Data is the quiet boundary
ScriptableObjects are useful when they describe authored data: item definitions, enemy archetypes, tuning values, level metadata, configuration profiles. They become less useful when they start storing live session state because it was convenient at 2 a.m. Convenience is how ghosts enter the asset database.
I prefer a boring split: ScriptableObjects define things, runtime objects remember things. A SwordDefinition can say base damage is 12. A PlayerInventoryState can say the player owns one rusty sword with durability 8. The difference looks small until you try to debug why every new game starts with yesterday's damage values.
The working split
I keep MonoBehaviours close to Unity concerns: lifecycle, serialized references, scene wiring, and presentation. The logic that can be expressed without a GameObject moves into plain C# classes or small services with narrow inputs and outputs.
That gives the project a slower, sturdier rhythm. You can test more of the important behavior, replace scene wiring without rewriting rules, and keep the editor useful without letting it become the constitution.
The minimum useful checklist
When a Unity project starts to sprawl, I ask five questions. Can this rule run without a scene? Does this class know about more systems than its name suggests? Is this serialized field configuration or hidden state? Can I explain the data flow from input to result in one minute? If I delete this prefab, does the game lose a behavior rule or only a presentation?

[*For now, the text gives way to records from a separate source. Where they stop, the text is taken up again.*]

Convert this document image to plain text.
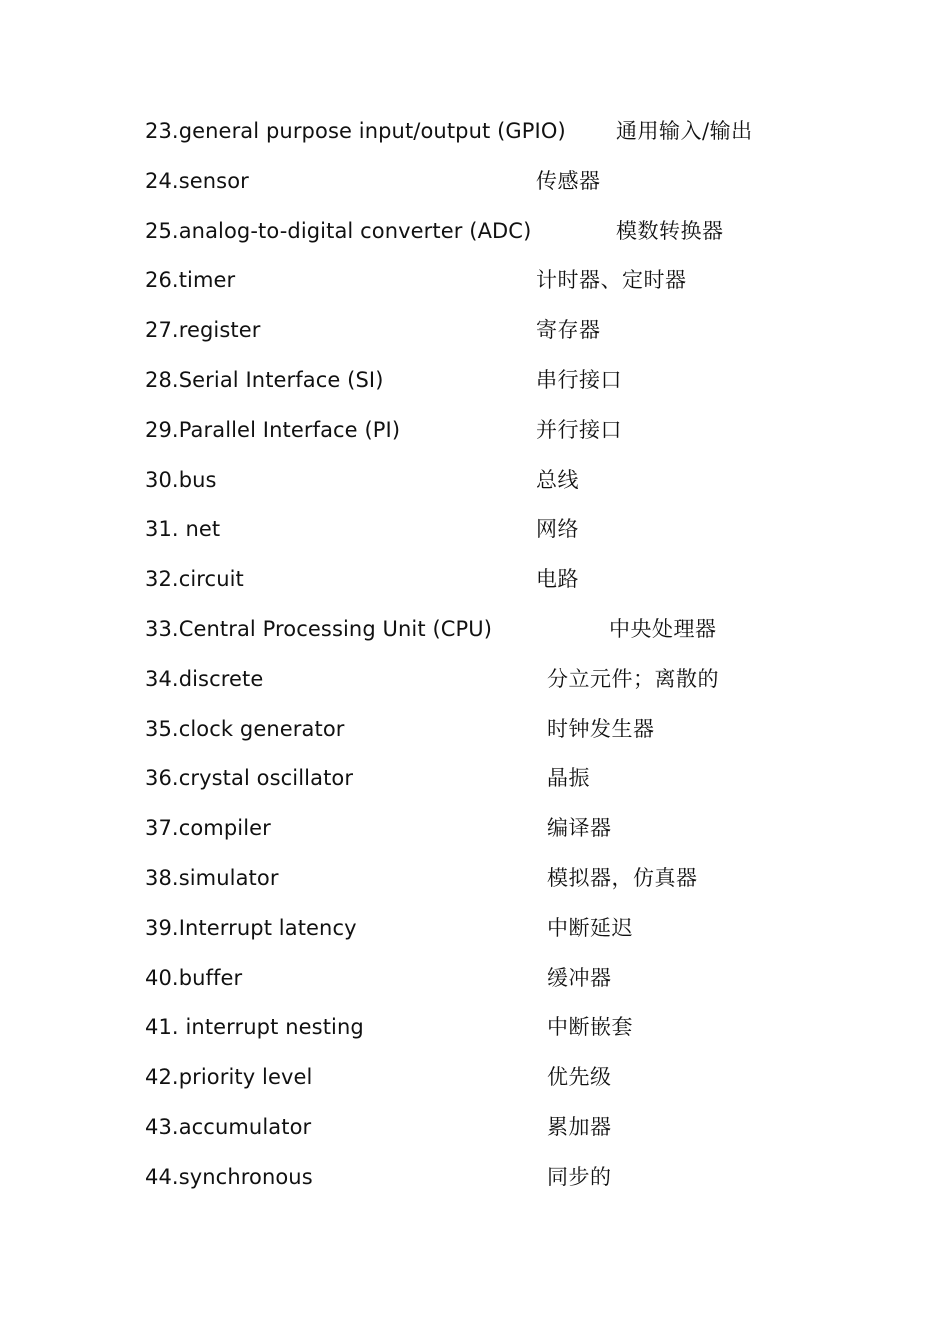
23.general purpose input/output (GPIO) 通用输入/输出
24.sensor	传感器
25.analog-to-digital converter (ADC)	模数转换器
26.timer	计时器、定时器
27.register	寄存器
28.Serial Interface (SI)	串行接口
29.Parallel Interface (PI)	并行接口
30.bus	总线
31. net	网络
32.circuit	电路
33.Central Processing Unit (CPU)	中央处理器
34.discrete	分立元件；离散的
35.clock generator	时钟发生器
36.crystal oscillator	晶振
37.compiler	编译器
38.simulator	模拟器，仿真器
39.Interrupt latency	中断延迟
40.buffer	缓冲器
41. interrupt nesting	中断嵌套
42.priority level	优先级
43.accumulator	累加器
44.synchronous	同步的
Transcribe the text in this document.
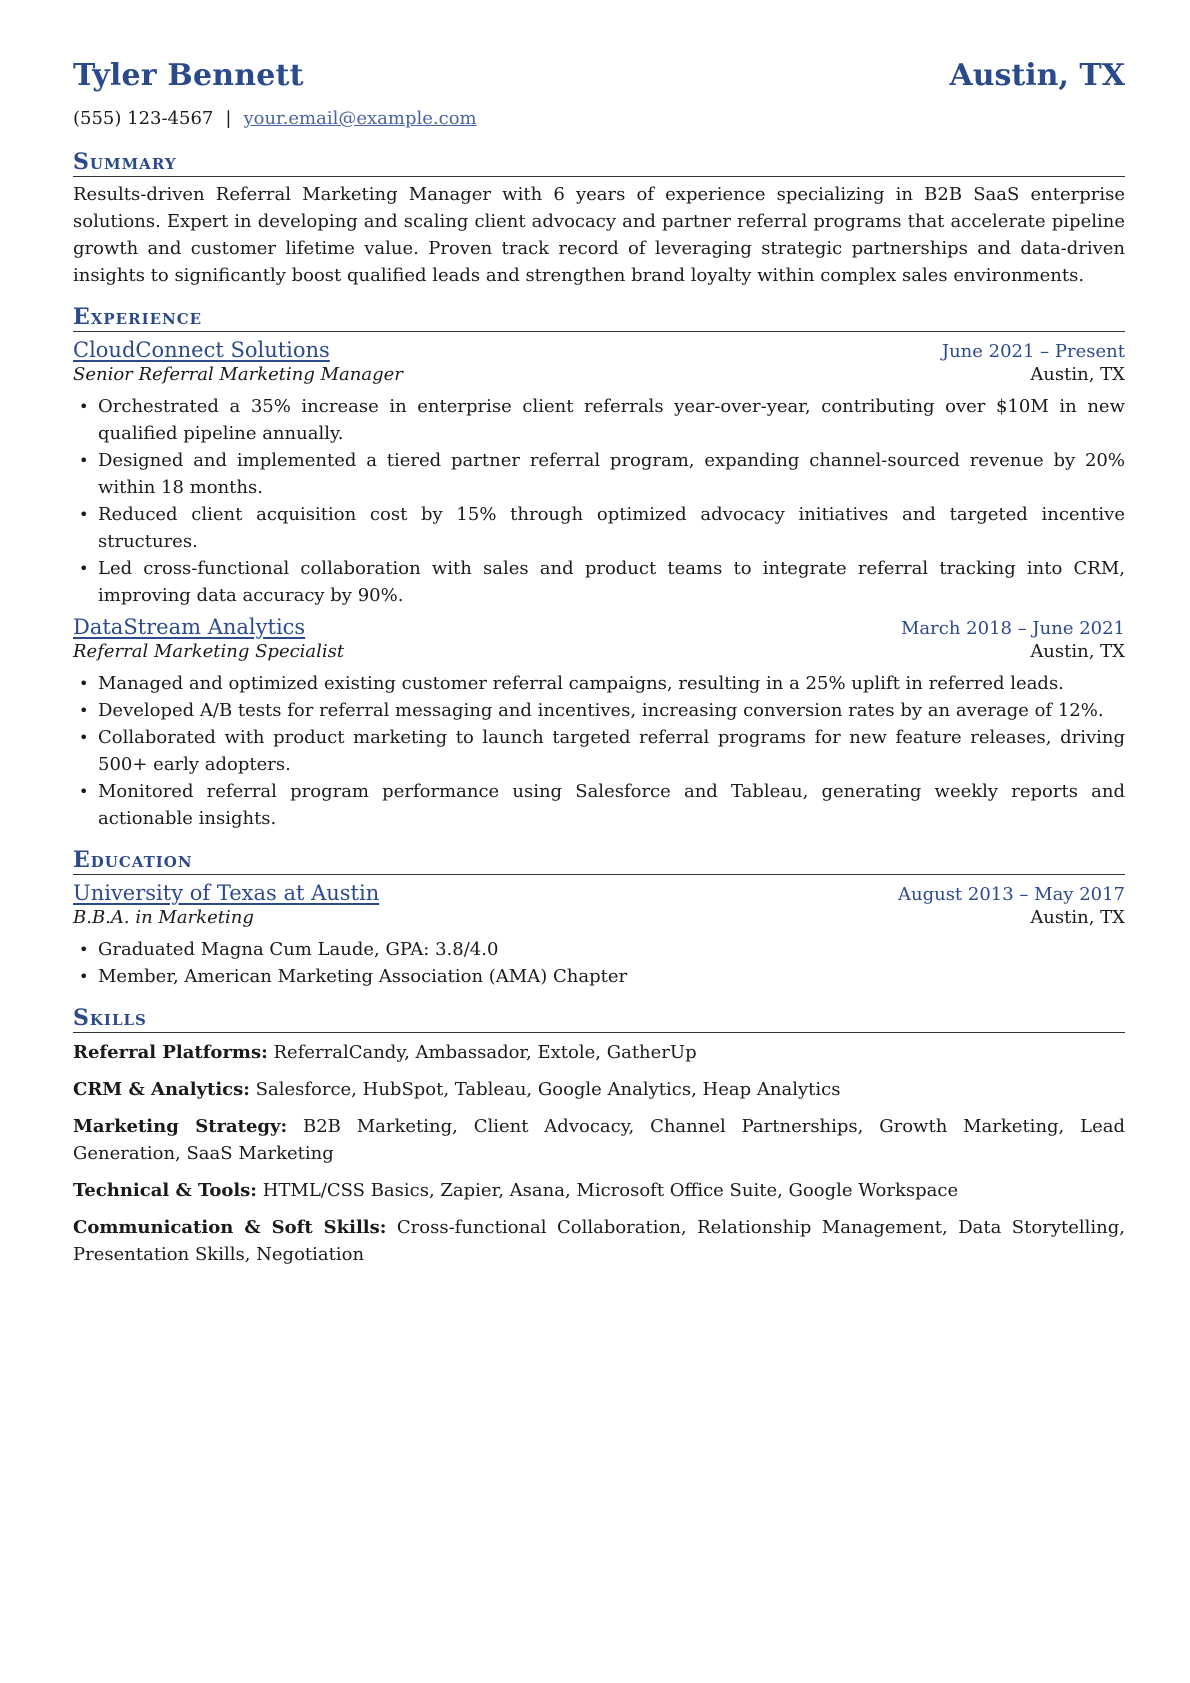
Tyler Bennett	Austin, TX
(555) 123-4567 | your.email@example.com
Summary
Results-driven Referral Marketing Manager with 6 years of experience specializing in B2B SaaS enterprise solutions. Expert in developing and scaling client advocacy and partner referral programs that accelerate pipeline growth and customer lifetime value. Proven track record of leveraging strategic partnerships and data-driven insights to significantly boost qualified leads and strengthen brand loyalty within complex sales environments.
Experience
CloudConnect Solutions	June 2021 – Present
Senior Referral Marketing Manager	Austin, TX
• Orchestrated a 35% increase in enterprise client referrals year-over-year, contributing over $10M in new qualified pipeline annually.
• Designed and implemented a tiered partner referral program, expanding channel-sourced revenue by 20% within 18 months.
• Reduced client acquisition cost by 15% through optimized advocacy initiatives and targeted incentive structures.
• Led cross-functional collaboration with sales and product teams to integrate referral tracking into CRM, improving data accuracy by 90%.
DataStream Analytics	March 2018 – June 2021
Referral Marketing Specialist	Austin, TX
• Managed and optimized existing customer referral campaigns, resulting in a 25% uplift in referred leads.
• Developed A/B tests for referral messaging and incentives, increasing conversion rates by an average of 12%.
• Collaborated with product marketing to launch targeted referral programs for new feature releases, driving 500+ early adopters.
• Monitored referral program performance using Salesforce and Tableau, generating weekly reports and actionable insights.
Education
University of Texas at Austin	August 2013 – May 2017
B.B.A. in Marketing	Austin, TX
• Graduated Magna Cum Laude, GPA: 3.8/4.0
• Member, American Marketing Association (AMA) Chapter
Skills
Referral Platforms: ReferralCandy, Ambassador, Extole, GatherUp
CRM & Analytics: Salesforce, HubSpot, Tableau, Google Analytics, Heap Analytics
Marketing Strategy: B2B Marketing, Client Advocacy, Channel Partnerships, Growth Marketing, Lead Generation, SaaS Marketing
Technical & Tools: HTML/CSS Basics, Zapier, Asana, Microsoft Office Suite, Google Workspace
Communication & Soft Skills: Cross-functional Collaboration, Relationship Management, Data Storytelling, Presentation Skills, Negotiation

These questions are deliberately plain. Architecture does not need to begin with a diagram that looks like an airport. It can begin with fewer surprises per script.
The test
A useful structure survives a tired afternoon. If a bug report forces me to open five unrelated scripts before I understand the flow, the boundaries are still too vague. If I can follow the data, the command, and the result in one pass, the project is aging well. Low bar, surprisingly rare.
The goal is not to make Unity feel like a backend service. The goal is to keep Unity good at what Unity is good at: iteration, scenes, visuals, tooling, and direct manipulation. The rest of the code should stop hiding behind GameObjects just because the inspector is friendly.